That’s the average refund for a U.S. taxpayer.
You may hear some suggest that $3,000 would make a nice down payment on a car. Or cover about five months of the average new-car payment or seven months for the average used-car payment.
But do people really buy cars with their tax refunds?
One piece of evidence is that nearly two-thirds of all refunds – an average of $2,873 last year – are back in the hands of taxpayers by the end of March. And that month was one of the two best of the year for new-vehicle sales eight of the last 10 years, reports the U.S. Bureau of Economic Analysis (BEA).
The end of March also happens to be the end of the first quarter, when salespeople and dealerships are trying to hit quarterly quotas and start building momentum after two lean months.
Probably not, although it’s difficult to put a solid number to the impact.

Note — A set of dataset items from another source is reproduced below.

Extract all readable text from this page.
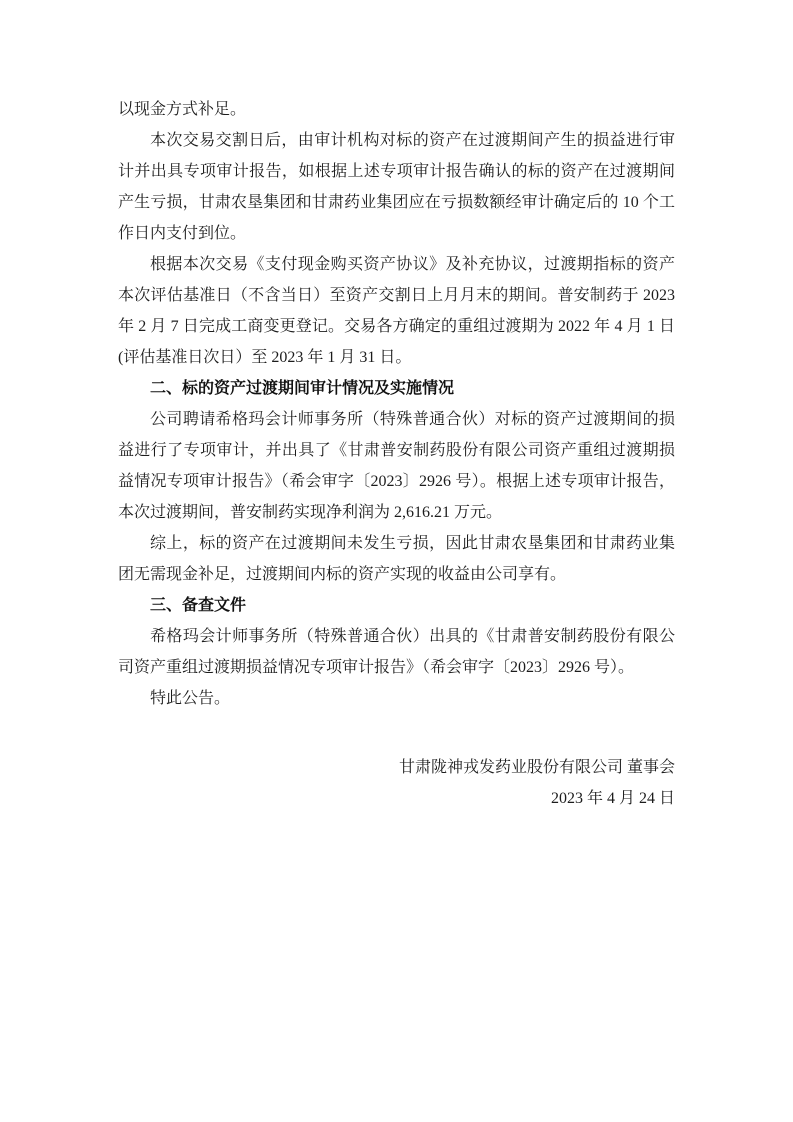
以现金方式补足。

本次交易交割日后，由审计机构对标的资产在过渡期间产生的损益进行审计并出具专项审计报告，如根据上述专项审计报告确认的标的资产在过渡期间产生亏损，甘肃农垦集团和甘肃药业集团应在亏损数额经审计确定后的 10 个工作日内支付到位。

根据本次交易《支付现金购买资产协议》及补充协议，过渡期指标的资产本次评估基准日（不含当日）至资产交割日上月月末的期间。普安制药于 2023 年 2 月 7 日完成工商变更登记。交易各方确定的重组过渡期为 2022 年 4 月 1 日(评估基准日次日）至 2023 年 1 月 31 日。

二、标的资产过渡期间审计情况及实施情况

公司聘请希格玛会计师事务所（特殊普通合伙）对标的资产过渡期间的损益进行了专项审计，并出具了《甘肃普安制药股份有限公司资产重组过渡期损益情况专项审计报告》（希会审字〔2023〕2926 号）。根据上述专项审计报告，本次过渡期间，普安制药实现净利润为 2,616.21 万元。

综上，标的资产在过渡期间未发生亏损，因此甘肃农垦集团和甘肃药业集团无需现金补足，过渡期间内标的资产实现的收益由公司享有。

三、备查文件

希格玛会计师事务所（特殊普通合伙）出具的《甘肃普安制药股份有限公司资产重组过渡期损益情况专项审计报告》（希会审字〔2023〕2926 号）。

特此公告。

甘肃陇神戎发药业股份有限公司 董事会

2023 年 4 月 24 日
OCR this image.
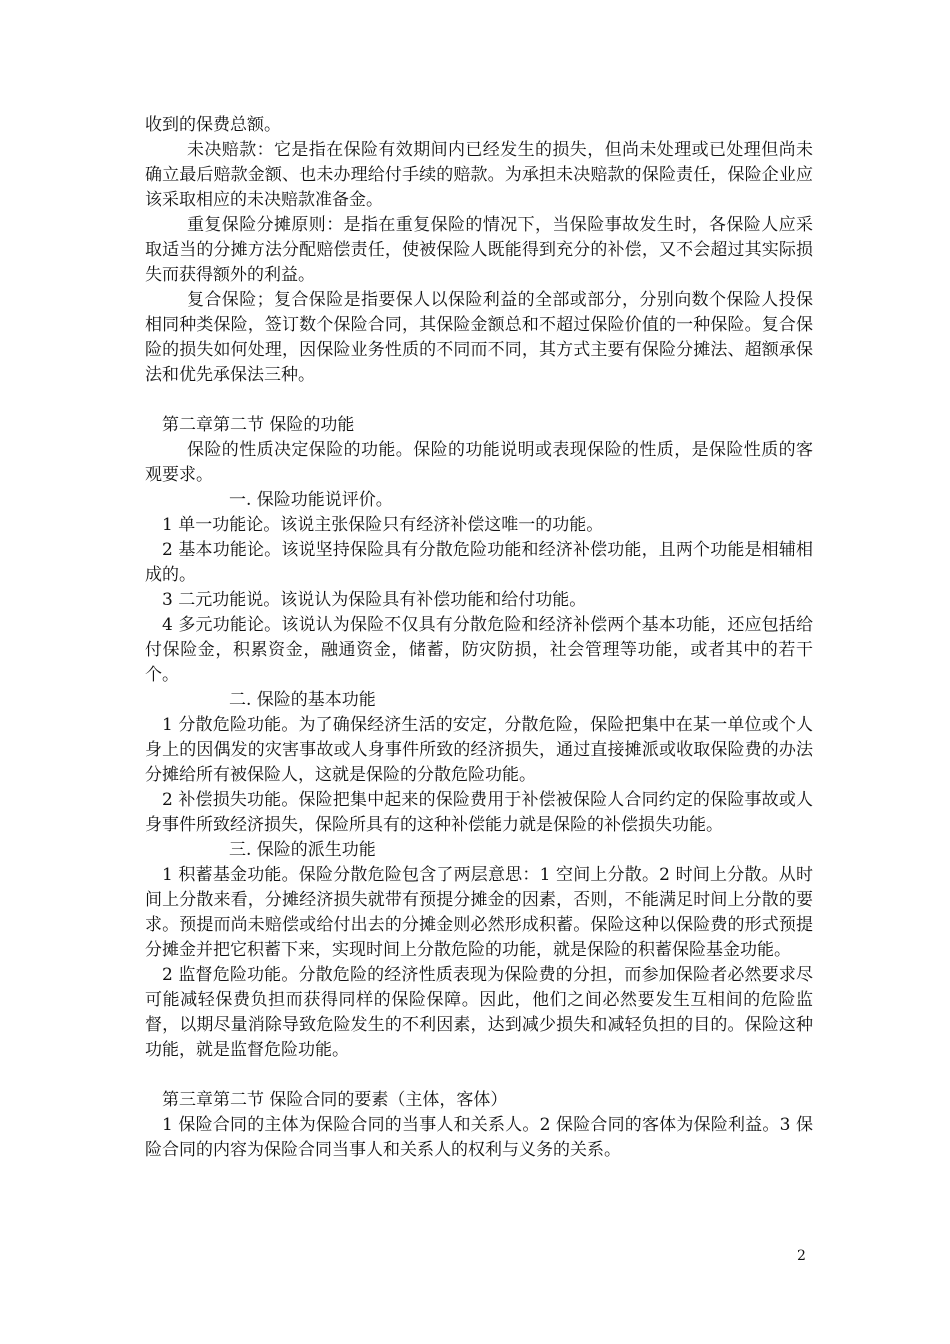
收到的保费总额。

未决赔款：它是指在保险有效期间内已经发生的损失，但尚未处理或已处理但尚未确立最后赔款金额、也未办理给付手续的赔款。为承担未决赔款的保险责任，保险企业应该采取相应的未决赔款准备金。

重复保险分摊原则：是指在重复保险的情况下，当保险事故发生时，各保险人应采取适当的分摊方法分配赔偿责任，使被保险人既能得到充分的补偿，又不会超过其实际损失而获得额外的利益。

复合保险；复合保险是指要保人以保险利益的全部或部分，分别向数个保险人投保相同种类保险，签订数个保险合同，其保险金额总和不超过保险价值的一种保险。复合保险的损失如何处理，因保险业务性质的不同而不同，其方式主要有保险分摊法、超额承保法和优先承保法三种。

第二章第二节 保险的功能

保险的性质决定保险的功能。保险的功能说明或表现保险的性质，是保险性质的客观要求。

一. 保险功能说评价。

1 单一功能论。该说主张保险只有经济补偿这唯一的功能。

2 基本功能论。该说坚持保险具有分散危险功能和经济补偿功能，且两个功能是相辅相成的。

3 二元功能说。该说认为保险具有补偿功能和给付功能。

4 多元功能论。该说认为保险不仅具有分散危险和经济补偿两个基本功能，还应包括给付保险金，积累资金，融通资金，储蓄，防灾防损，社会管理等功能，或者其中的若干个。

二. 保险的基本功能

1 分散危险功能。为了确保经济生活的安定，分散危险，保险把集中在某一单位或个人身上的因偶发的灾害事故或人身事件所致的经济损失，通过直接摊派或收取保险费的办法分摊给所有被保险人，这就是保险的分散危险功能。

2 补偿损失功能。保险把集中起来的保险费用于补偿被保险人合同约定的保险事故或人身事件所致经济损失，保险所具有的这种补偿能力就是保险的补偿损失功能。

三. 保险的派生功能

1 积蓄基金功能。保险分散危险包含了两层意思：1 空间上分散。2 时间上分散。从时间上分散来看，分摊经济损失就带有预提分摊金的因素，否则，不能满足时间上分散的要求。预提而尚未赔偿或给付出去的分摊金则必然形成积蓄。保险这种以保险费的形式预提分摊金并把它积蓄下来，实现时间上分散危险的功能，就是保险的积蓄保险基金功能。

2 监督危险功能。分散危险的经济性质表现为保险费的分担，而参加保险者必然要求尽可能减轻保费负担而获得同样的保险保障。因此，他们之间必然要发生互相间的危险监督，以期尽量消除导致危险发生的不利因素，达到减少损失和减轻负担的目的。保险这种功能，就是监督危险功能。

第三章第二节 保险合同的要素（主体，客体）

1 保险合同的主体为保险合同的当事人和关系人。2 保险合同的客体为保险利益。3 保险合同的内容为保险合同当事人和关系人的权利与义务的关系。

2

Various surveys suggest that last year as much as 9 percent of 111.6 million taxpayers spent their refunds on major purchases, including new or used cars and homes, according to gobankingrates.com. That figure was even more for millennials, rising as high as 14 percent.
And an eBay Tax Refund Retail Study suggested that 37 percent of millennials planning to spend their refund have their hearts set on purchasing a vehicle.
“Car sales are a key driver of the U.S. economy, and the industry sees a big uptick every spring as consumers turn their tax refund into a deposit on a new or used car,” reported Axios news website. Indeed, March vehicle sales were second only to August in the first 11 months of 2019.
But should you buy a new car with your tax refund?
A lot can depend on how great your need is for a different vehicle – new or used – as well as other considerations, such as saving your refund, investing, retirement savings, spending on medical care or paying off high-interest debt such as credit cards or other loans.
Meanwhile, keep in mind that for whatever incentives exist to buy in March, it usually is one of the least-discounted months of the year, according to Ronald Montoya at Edmunds.com.
Still, there’s the matter of that $3,000 refund sitting in your bank account and, perhaps, the best reason for buying another vehicle as soon as possible sitting in your driveway or garage.
For those inclined to spend, the average refund is enough to cover about half the 20 percent down payment recommended by financial experts on a $27,000-$30,000 new or used vehicle. Or at least enough to make a significant dent in a year’s worth of car payments.
That being said, you still probably have questions on how to use your tax refund.
If you do plan to spend your tax refund on a vehicle, the experts at Edmunds.com automotive website offer a half-dozen suggestions on how to use the money wisely:
- A down payment on a new or used vehicle.
This reduces the loan amount and results in smaller monthly payments with less budget impact.
- Fix or upgrade your current vehicle.
Keeping a recent-model-year vehicle well maintained could allow you to drive it more than 10 years and well past 100,000 or even 150,000 miles, based on industry data.
- Buy a really inexpensive used vehicle.
With a bit of searching, an average refund could go a long way toward a low-priced used car, perhaps even that 20 percent (or more) down payment financial experts suggest.
- Make a large drive-off payment on a new-car lease.
Apply a larger down payment to your lease to reduce the monthly amount and ongoing budget impact.
- Pay down an existing car loan.
You may want to consider using your tax refund to pay down the balance on your existing vehicle loan or make several extra monthly payments so you are carrying less debt.
- Refinance your current loan.
If your credit rating has improved since you took out your higher-interest vehicle loan, “you could use your tax refund as an opportunity to structure a better loan.”
“Remember that all the rules of smart car shopping still apply,” said Edmunds.com. “Only by planning ahead and applying sound advice to car buying can you make the most of your refund.”
A refund comes only once a year, but car payments continue monthly for years.